If you really want to make a dual boot system robust then any OS that is not running should be hidden from the one that is running and a boot manager (like Grub4DOS or GRUB) should be used to switch between them. Then each OS can be independently deleted and restored with no effect on any other OS. Again, that's another issue and it still does not explain why your Vista restore attempt failed, but at least you know how to fix it should it happen again.

Earthling
April 23rd, 2008, 10:08 AM
Mark:

What I have been doing this morning is repeating the process in the other thread to see if it replicates.

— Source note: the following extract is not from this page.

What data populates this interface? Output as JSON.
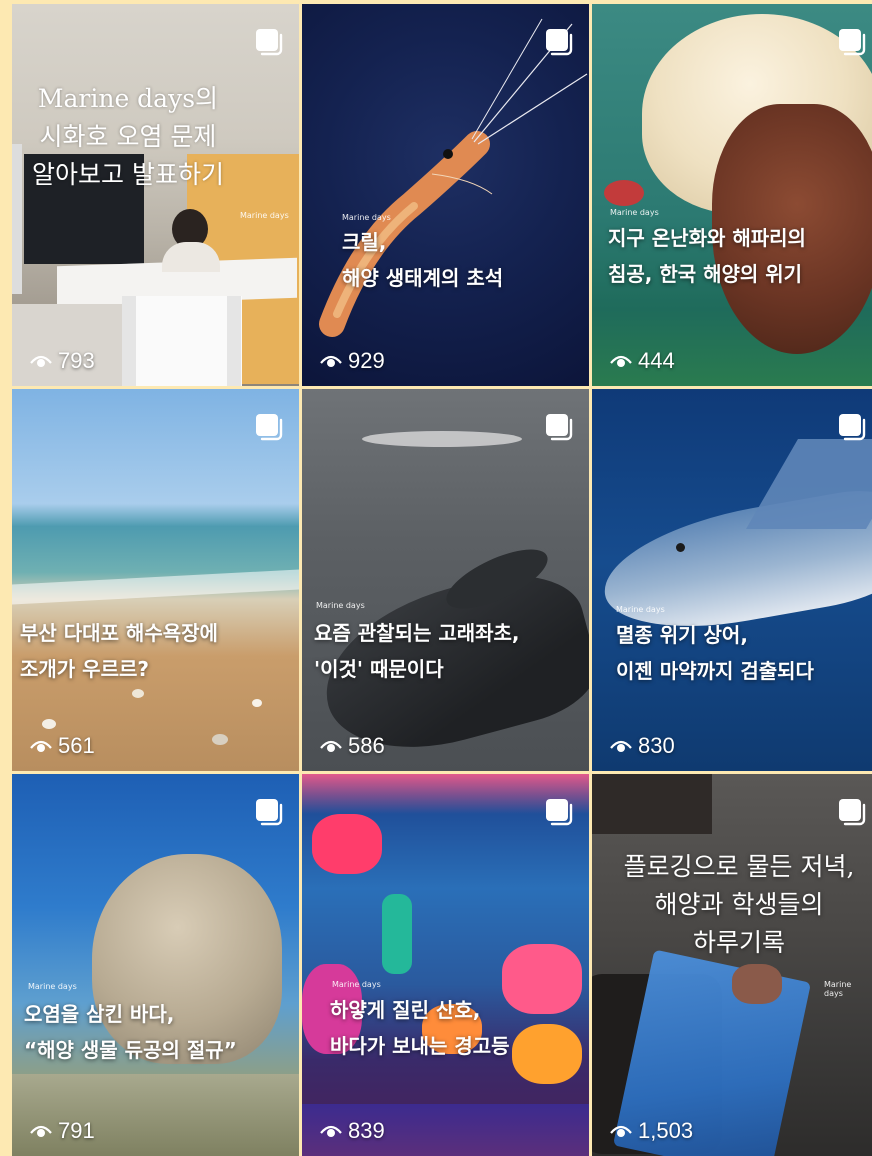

I have used TI 11 to create a full disk image, and simply restored it booting from the VistaPE CD.

Once again XP has restored successfully, as have the other partitions except for Vista. Vista looks as if it's booting normally, but when it gets to selecting a user it goes haywire. I have checked the state of the BCD and the drive letters have been changed about.

I am not confident I understand bcdedit well enough yet to correct things that way, so again I have used Ghost in XP to restore Vista and that is OK.

So you are right, ATI simply can't handle a dual-boot situation set up the Microsoft way, not if it contains Vista anyway.

I think we can leave it there, but for a programme whose only purpose is backup it's not very clever is it?

K0LO
April 23rd, 2008, 10:32 AM
Earthling:

Then that is a different issue; one where Windows reassigns drive letters when rebooting. If you were able to boot into Vista then the BCD is OK. If, when booting into Vista, you were unable to start your existing user profile then that is caused by the drive letter of the Vista partition changing. That's another problem that can crop up with a multiboot disk when the different operating systems can see each other's partitions.

Apparently Ghost can work around this by itself.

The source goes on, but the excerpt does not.